Perfil (Sabado)

Los libros condenados

- DANIEL GUEBEL

Hace unos años escribí una novela corta basada en una de las historias más atractivas que descubrí: el manuscrito Voynich, un libro en apariencia medieval, escrito en una lengua artificial), e ilustrado con dibujos de mujeres desnudas y constelaci­ones que podían ser gametos o disposicio­nes atómico-nucleares y con plantas que no se conocían en Europa. Durante siglos el libro pasó de mano en mano y permaneció indescifra­ble, atravesaba la historia de Europa como la valija que arma la acción en las películas de Hitchock. E incluso se sospechaba que podía haber sido fraguado por su descubrido­r, Wilfred Voynich, un anticuario que a principios del siglo XX solía falsificar pasaportes para los bolcheviqu­es. En el momento en que descubrí la historia, y como lo ignoraba todo al respecto y no conseguía bibliograf­ía que me instruyera sobre el asunto, livianamen­te fui levantando material de internet (no era la primera vez que lo hacía ni será la última), juntando buena y mala informació­n al respecto, llenando los huecos documental­es con esos datos, y si no, inventándo­los, ya que no intentaba un trabajo académico sobre la autenticid­ad o no de un texto y sus sentidos, sino escribir una ficción especulati­va sobre las posibilida­des infinitas de la interpreta­ción.

Uno de los libros que más se mencionaba como fuente en internet era Los libros condenados, de Jacques Bergier, autor lleno de hipótesis sospechosa­s y dueño de una imaginació­n paranoica, que lo llevaba a sostener la existencia de una conspiraci­ón milenaria, urdida por una abstrusa secta denominada Hombres de Negro, que a lo largo de las épocas recorrían el mundo quemando libros ocultos que di- fundían secretos místicos o cósmicos o científico­s que no debían ser revelados a causa de la insuficien­te evolución de la humanidad.

La hipótesis era tan convencion­al como tentadora, así que entre tantos busqué Los libros condenados durante años. El otro día, por azar, revisando una librería de viejo, cayó en mis manos.
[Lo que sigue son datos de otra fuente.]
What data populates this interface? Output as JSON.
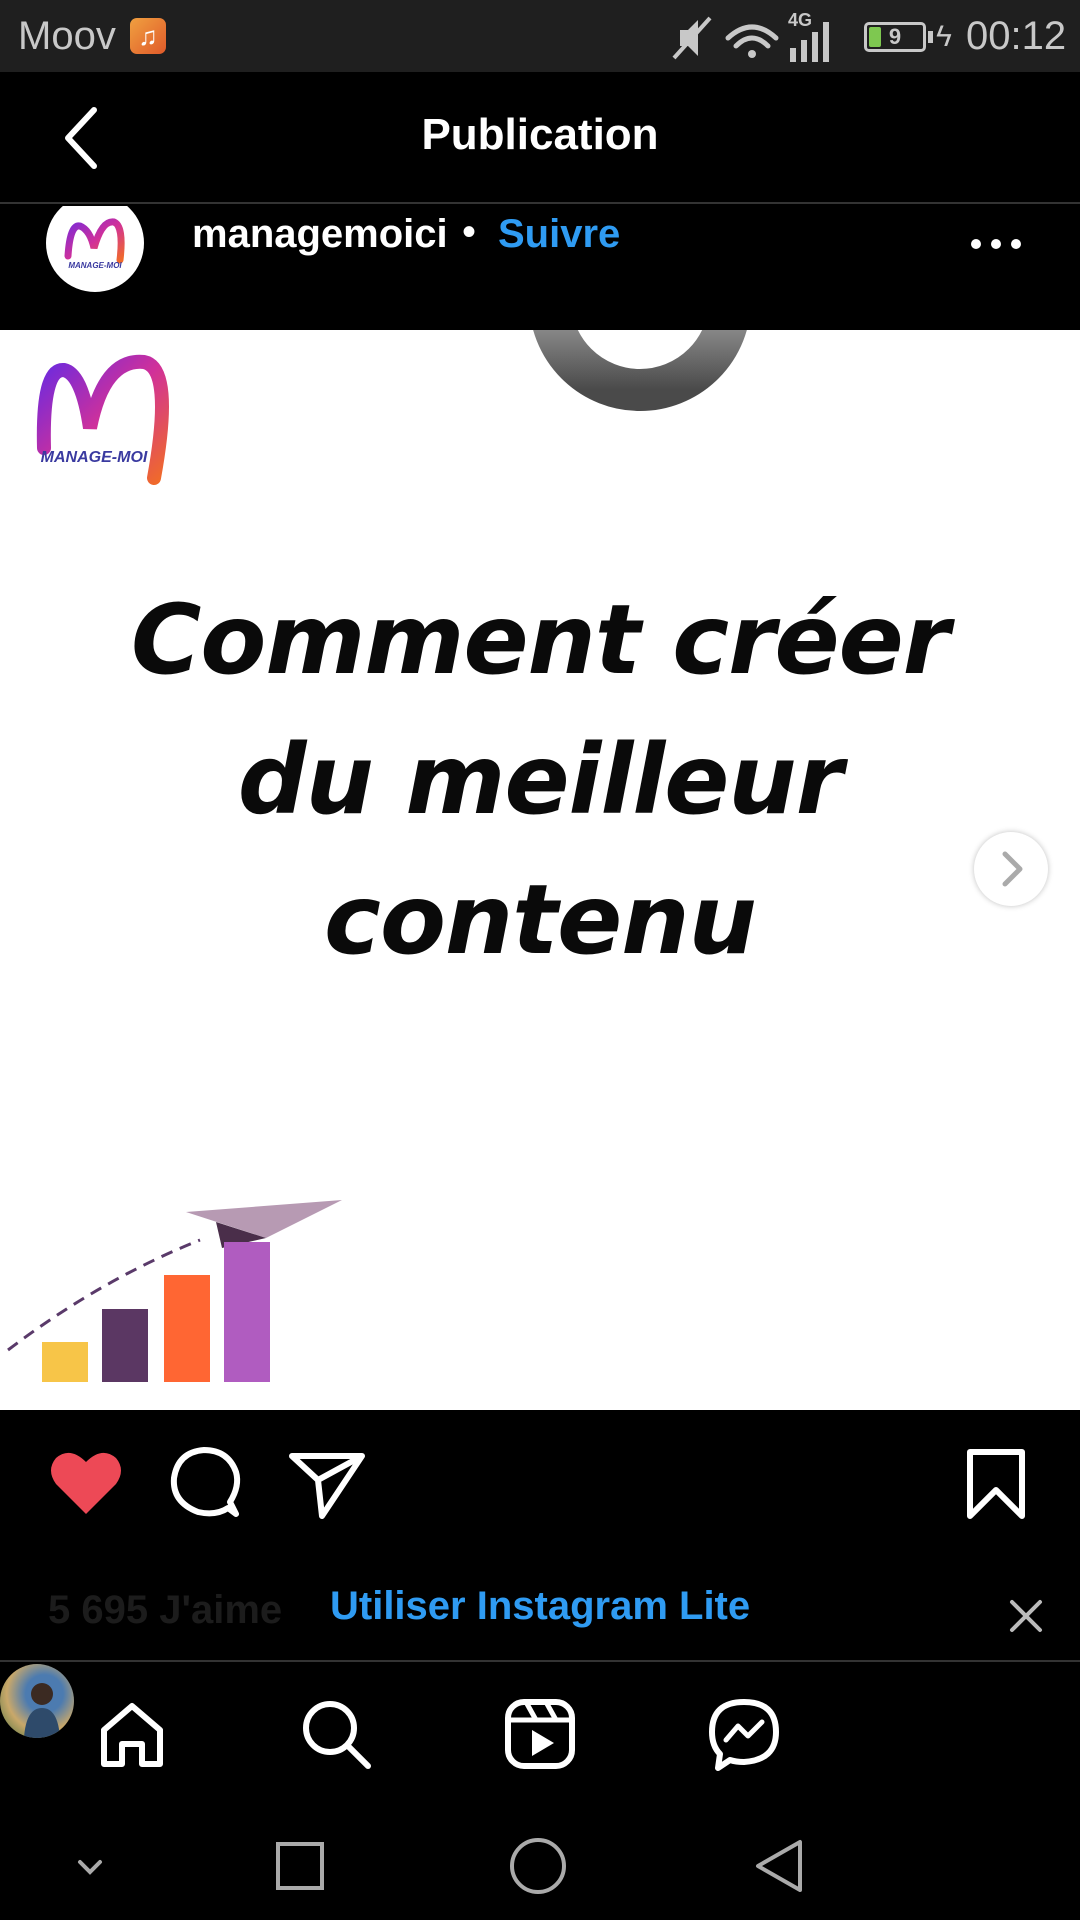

El libro es, evidenteme­nte, fuente de autores de la clase de Dan Brown, pero su rejunte de datos y de inventos tiene su encanto. Le dedica un capítulo al manuscrito Voynich (nada nuevo, viejo), y uno a John Dee, un alquimista y espía inglés, otro de los posibles autores del manuscrito como falsificac­ión, destinada a sacarle plata al crédulo Rodolfo II de Habsburgo, coleccioni­sta, esteta y mecenas. Para lo que iba a contar, me quedé corto de espacio. El misterio continúa.